The main reason why there appear to have been so many successful imitations of insanity on the one hand, and why simulators of such have not been detected more frequently, or sooner than they have been, is owing to the ‘very’ deficient knowledge which the majority of our medical men possess of insanity. This disadvantage is forcibly pointed out by Dr. Blandford and other eminent medico-psychologists, in their evidence before the Select Committee of the House of Commons on the Lunacy Laws in 1877, and also in the Lancet in 1879, which states that…

it is impossible to assume the existence of any special competency to determine the difficult question of sanity or insanity on the part of medical men generally and that the testimony of an unskilled certifier of insanity is not simply useless, but a delusion and a snare.

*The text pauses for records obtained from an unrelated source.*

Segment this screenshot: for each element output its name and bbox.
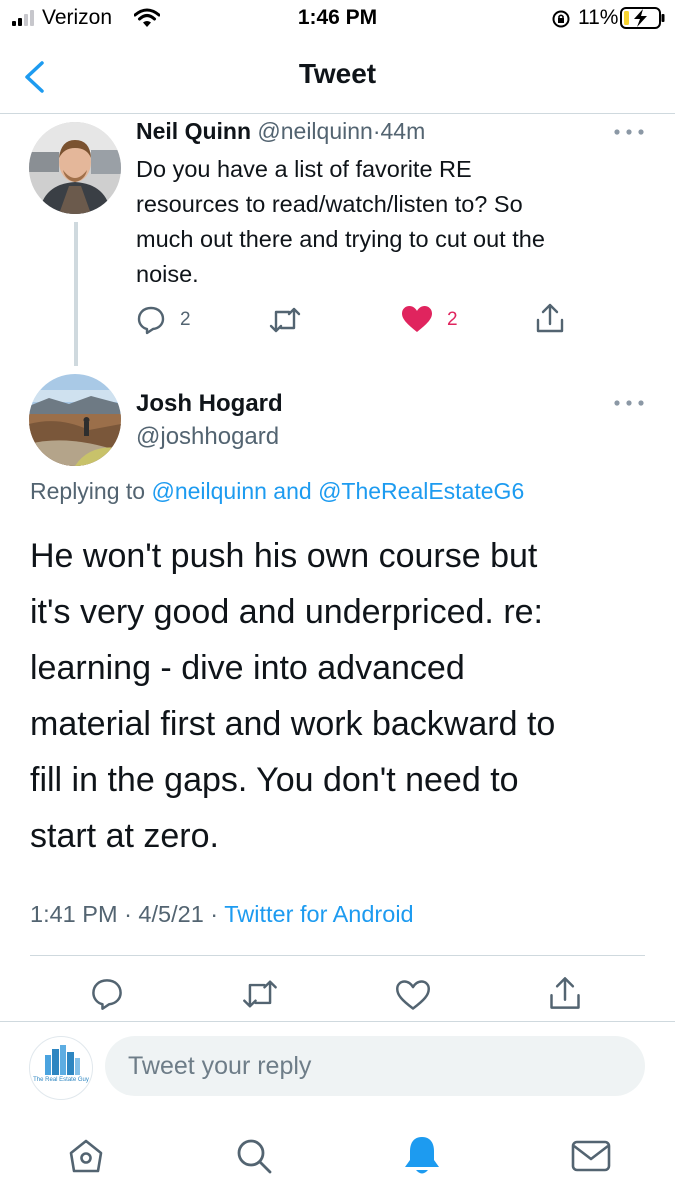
tweet-text-line: much out there and trying to cut out the bbox=[136, 226, 545, 252]
reply-icon[interactable] bbox=[136, 305, 166, 335]
orientation-lock-icon bbox=[552, 10, 570, 28]
share-icon[interactable] bbox=[535, 302, 565, 334]
retweet-icon[interactable] bbox=[241, 977, 279, 1011]
tweet-time: 1:41 PM bbox=[30, 901, 118, 927]
tweet-text: He won't push his own course but it's ve… bbox=[30, 528, 555, 864]
tweet-text-line: Do you have a list of favorite RE bbox=[136, 156, 472, 182]
retweet-icon[interactable] bbox=[268, 305, 302, 335]
tweet-text-line: material first and work backward to bbox=[30, 705, 556, 743]
thread-line bbox=[74, 222, 78, 366]
tweet-text-line: noise. bbox=[136, 261, 199, 287]
replying-prefix: Replying to bbox=[30, 478, 146, 504]
replying-and[interactable]: and bbox=[273, 478, 311, 504]
divider bbox=[0, 1021, 675, 1022]
tweet-text-line: He won't push his own course but bbox=[30, 537, 538, 575]
status-time: 1:46 PM bbox=[297, 6, 378, 29]
logo-icon bbox=[45, 1045, 80, 1075]
tweet-text-line: it's very good and underpriced. re: bbox=[30, 593, 544, 631]
avatar[interactable] bbox=[29, 374, 121, 466]
search-icon[interactable] bbox=[234, 1136, 274, 1176]
page-title: Tweet bbox=[298, 58, 377, 89]
replying-to: Replying to @neilquinn and @TheRealEstat… bbox=[30, 478, 524, 505]
reply-count: 2 bbox=[180, 309, 191, 330]
header-divider bbox=[0, 113, 675, 114]
like-count: 2 bbox=[447, 309, 458, 330]
home-icon[interactable] bbox=[66, 1136, 106, 1176]
tweet-text: Do you have a list of favorite RE resour… bbox=[136, 152, 545, 292]
mention-link[interactable]: @TheRealEstateG6 bbox=[318, 478, 524, 504]
display-name[interactable]: Neil Quinn bbox=[136, 118, 251, 144]
separator: · bbox=[124, 901, 132, 927]
tweet-text-line: resources to read/watch/listen to? So bbox=[136, 191, 523, 217]
share-icon[interactable] bbox=[548, 975, 582, 1011]
tweet-source[interactable]: Twitter for Android bbox=[224, 901, 413, 927]
reply-input[interactable]: Tweet your reply bbox=[105, 1036, 645, 1096]
tweet-header: Neil Quinn @neilquinn·44m bbox=[136, 118, 425, 145]
battery-icon bbox=[620, 7, 665, 29]
divider bbox=[30, 955, 645, 956]
tweet-date: 4/5/21 bbox=[138, 901, 204, 927]
tweet-age: 44m bbox=[380, 118, 426, 144]
like-icon-filled[interactable] bbox=[401, 305, 433, 333]
separator: · bbox=[210, 901, 219, 927]
tweet-meta: 1:41 PM · 4/5/21 · Twitter for Android bbox=[30, 901, 414, 928]
avatar[interactable] bbox=[29, 122, 121, 214]
display-name[interactable]: Josh Hogard bbox=[136, 390, 283, 418]
handle[interactable]: @neilquinn bbox=[257, 118, 372, 144]
more-icon[interactable] bbox=[613, 128, 645, 136]
more-icon[interactable] bbox=[613, 399, 645, 407]
messages-icon[interactable] bbox=[570, 1138, 612, 1174]
tweet-text-line: start at zero. bbox=[30, 817, 219, 855]
notifications-icon[interactable] bbox=[402, 1134, 442, 1178]
avatar-caption: The Real Estate Guy bbox=[33, 1077, 89, 1083]
mention-link[interactable]: @neilquinn bbox=[151, 478, 266, 504]
tweet-text-line: learning - dive into advanced bbox=[30, 649, 465, 687]
handle[interactable]: @joshhogard bbox=[136, 423, 279, 451]
avatar[interactable]: The Real Estate Guy bbox=[29, 1036, 93, 1100]
like-icon[interactable] bbox=[395, 979, 431, 1011]
reply-placeholder: Tweet your reply bbox=[128, 1052, 312, 1080]
separator: · bbox=[372, 118, 381, 144]
tweet-text-line: fill in the gaps. You don't need to bbox=[30, 761, 519, 799]
reply-icon[interactable] bbox=[90, 977, 124, 1011]
battery-percent: 11% bbox=[578, 6, 619, 29]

The cause of this deplorable lack, of psychological knowledge by the medical profession is owing to the want of a good system of clinical lectures upon mental disease in the wards of lunatic asylums and the fact that insanity is not a compulsory subject for examination by any of the medical corporations.

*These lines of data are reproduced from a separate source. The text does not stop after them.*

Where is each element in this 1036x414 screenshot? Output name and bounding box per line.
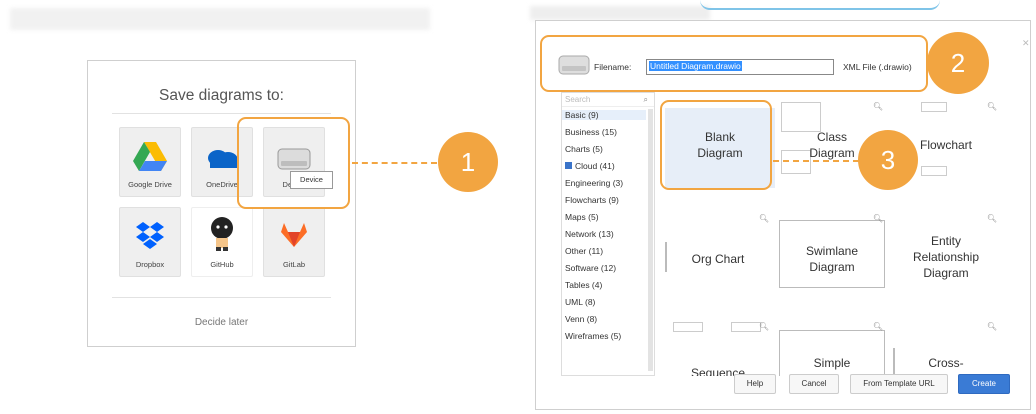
template-title: Diagram <box>923 266 969 280</box>
create-button[interactable]: Create <box>958 374 1010 394</box>
template-title: Org Chart <box>691 252 745 266</box>
template-preview <box>781 102 821 132</box>
zoom-icon: 🔍︎ <box>986 102 997 111</box>
option-label: Dropbox <box>135 260 165 269</box>
zoom-icon: 🔍︎ <box>872 214 883 223</box>
dropbox-option[interactable]: Dropbox <box>119 207 181 277</box>
template-title: Cross- <box>928 356 964 370</box>
category-item-cloud[interactable]: Cloud (41) <box>565 161 615 171</box>
cloud-category-icon <box>565 162 572 169</box>
category-item-tables[interactable]: Tables (4) <box>565 280 602 290</box>
help-button[interactable]: Help <box>734 374 776 394</box>
google-drive-option[interactable]: Google Drive <box>119 127 181 197</box>
category-item-other[interactable]: Other (11) <box>565 246 603 256</box>
gitlab-option[interactable]: GitLab <box>263 207 325 277</box>
blurred-top-accent <box>700 0 940 10</box>
blurred-header-right <box>530 6 710 20</box>
template-title: Simple <box>813 356 851 370</box>
template-swimlane-diagram[interactable]: 🔍︎ Swimlane Diagram <box>777 212 887 292</box>
dropbox-icon <box>135 220 165 255</box>
category-scrollbar[interactable] <box>648 109 653 371</box>
category-item-uml[interactable]: UML (8) <box>565 297 595 307</box>
template-entity-relationship-diagram[interactable]: 🔍︎ Entity Relationship Diagram <box>891 212 1001 292</box>
category-item-maps[interactable]: Maps (5) <box>565 212 599 222</box>
highlight-blank-diagram <box>660 100 772 190</box>
template-title: Diagram <box>809 260 855 274</box>
category-label: Cloud (41) <box>575 161 615 171</box>
zoom-icon: 🔍︎ <box>758 214 769 223</box>
option-label: GitLab <box>282 260 306 269</box>
divider <box>112 297 331 298</box>
divider <box>112 113 331 114</box>
zoom-icon: 🔍︎ <box>986 214 997 223</box>
highlight-filename-row <box>540 35 928 92</box>
category-item-flowcharts[interactable]: Flowcharts (9) <box>565 195 619 205</box>
category-item-wireframes[interactable]: Wireframes (5) <box>565 331 621 341</box>
callout-badge-2: 2 <box>927 32 989 94</box>
template-preview <box>673 322 703 332</box>
template-preview <box>921 166 947 176</box>
gitlab-icon <box>280 222 308 253</box>
zoom-icon: 🔍︎ <box>872 322 883 331</box>
category-item-charts[interactable]: Charts (5) <box>565 144 603 154</box>
callout-badge-1: 1 <box>438 132 498 192</box>
category-item-software[interactable]: Software (12) <box>565 263 616 273</box>
onedrive-icon <box>204 146 240 175</box>
template-title: Entity <box>930 234 961 248</box>
callout-badge-3: 3 <box>858 130 918 190</box>
search-icon: ⌕ <box>643 95 648 104</box>
highlight-device-option <box>237 117 350 209</box>
category-item-venn[interactable]: Venn (8) <box>565 314 597 324</box>
template-preview <box>731 322 761 332</box>
option-label: Google Drive <box>128 180 172 189</box>
template-simple[interactable]: 🔍︎ Simple <box>777 320 887 376</box>
category-item-basic[interactable]: Basic (9) <box>562 110 646 120</box>
template-title: Swimlane <box>805 244 859 258</box>
category-list[interactable]: Search ⌕ Basic (9) Business (15) Charts … <box>561 92 655 376</box>
close-icon[interactable]: ✕ <box>1022 38 1030 49</box>
template-org-chart[interactable]: 🔍︎ Org Chart <box>663 212 773 292</box>
zoom-icon: 🔍︎ <box>758 322 769 331</box>
from-template-url-button[interactable]: From Template URL <box>850 374 948 394</box>
connector-line <box>773 160 859 162</box>
template-cross-functional[interactable]: 🔍︎ Cross- <box>891 320 1001 376</box>
category-item-engineering[interactable]: Engineering (3) <box>565 178 623 188</box>
zoom-icon: 🔍︎ <box>872 102 883 111</box>
option-label: GitHub <box>210 260 234 269</box>
decide-later-link[interactable]: Decide later <box>88 317 355 328</box>
cancel-button[interactable]: Cancel <box>789 374 839 394</box>
template-preview <box>921 102 947 112</box>
github-icon <box>207 216 237 257</box>
google-drive-icon <box>133 142 167 177</box>
save-dialog-title: Save diagrams to: <box>159 87 284 104</box>
category-item-business[interactable]: Business (15) <box>565 127 617 137</box>
zoom-icon: 🔍︎ <box>986 322 997 331</box>
connector-line <box>352 162 437 164</box>
template-sequence[interactable]: 🔍︎ Sequence <box>663 320 773 376</box>
category-search-input[interactable]: Search <box>562 93 654 107</box>
category-item-network[interactable]: Network (13) <box>565 229 614 239</box>
template-title: Relationship <box>912 250 980 264</box>
github-option[interactable]: GitHub <box>191 207 253 277</box>
blurred-header-left <box>10 8 430 30</box>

FEIGNED INSANITY. (1884, April 19). Queenscliff Sentinel, Drysdale, … (Vic. : 1882 – 1884), p. 3.

 Some well known feigners of lunacy:

Shakespeare’s Hamlet feigns madness in order to speak freely and gain revenge.

Horatio refers to Hamlet’s state of mind: ‘He waxes desperate with imagination’. Is he mad or is he just distraught with his father’s death.

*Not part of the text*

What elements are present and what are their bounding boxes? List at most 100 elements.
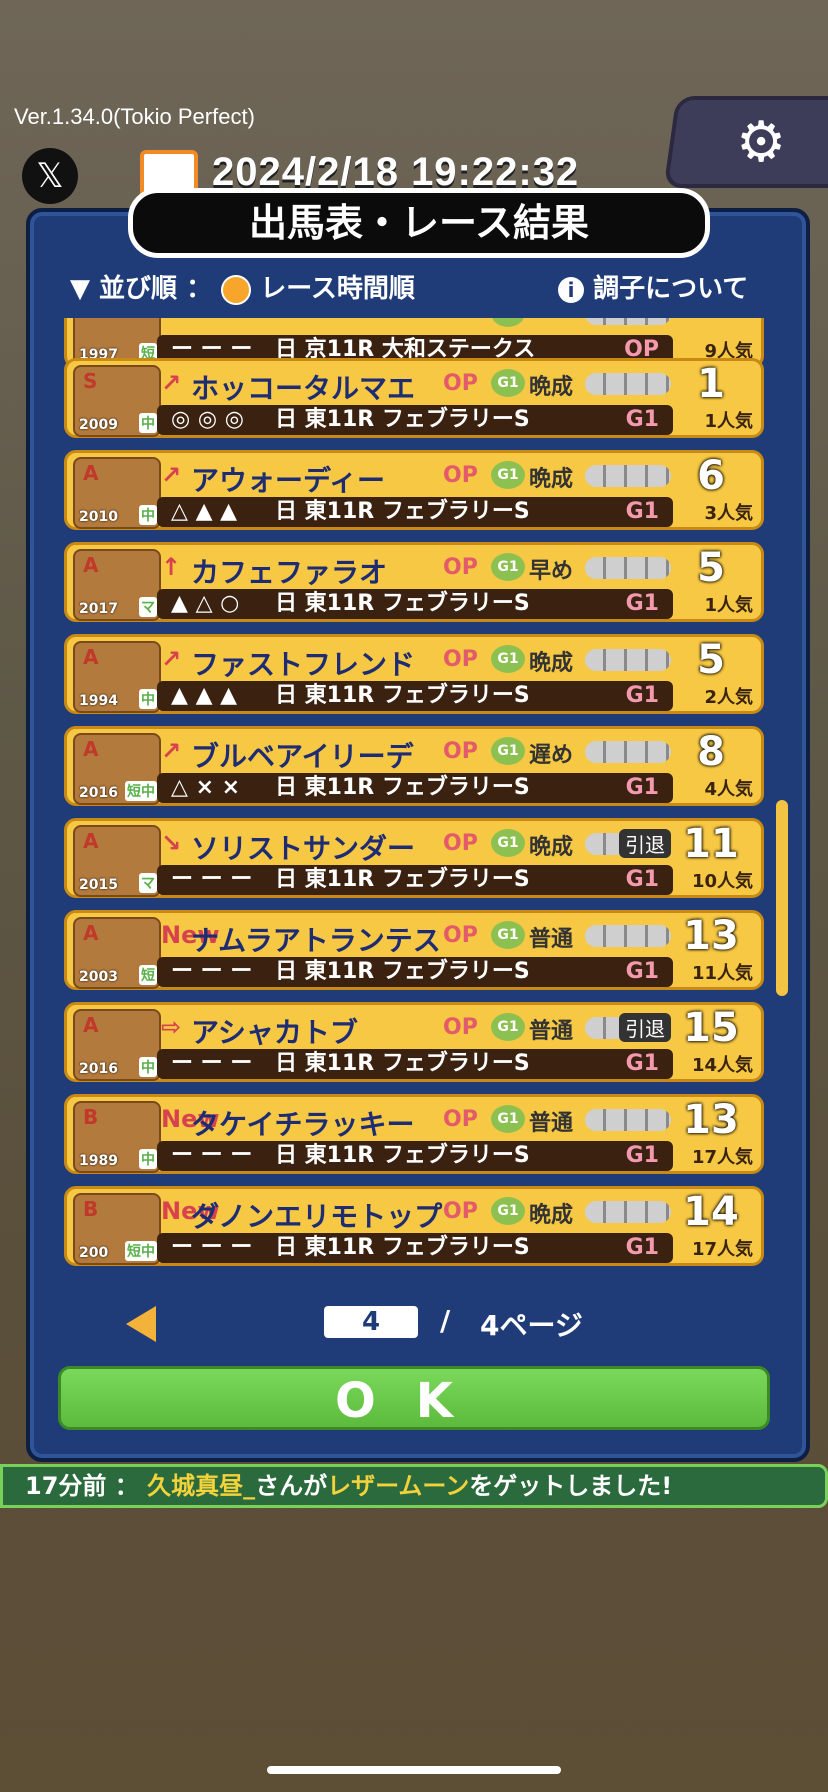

Odysseus did not want to join an expedition to rescue Helen who had been abducted by Paris of Troy. An oracle had informed him that if he participated, it would take him a long time to return home. Odysseus feigned madness by yoking a horse and an ox to his plow and sowing salt or plowing the beach.








In the movie ‘One Flew Over the Cuckoo’s Nest’, Randle McMurphy feigns insanity in order to serve out his criminal sentence in a mental hospital rather than a prison.





In Henry IV, the main character falls off his horse while playing the role of Henry IV during carnevale festivities. After he comes to, he believes himself to be Henry. For the next twenty years, his family maintain an elaborate charade. Henry eventually declares that he is not truly mad as he has preferred to stay as he was rather than live in the 20th century.


In ‘Goodbyeee’, the last episode of BBC sitcom Blackadder, Blackadder feigns madness to try to avoid being sent into battle.

Video Clip: Blackadder feigns madness with “wibble”


In the TV series ‘M*A*S*H’ Corporal Max Klinger dresses as a woman and behaves weirdly in continual attempts to be sent home from the Korean War.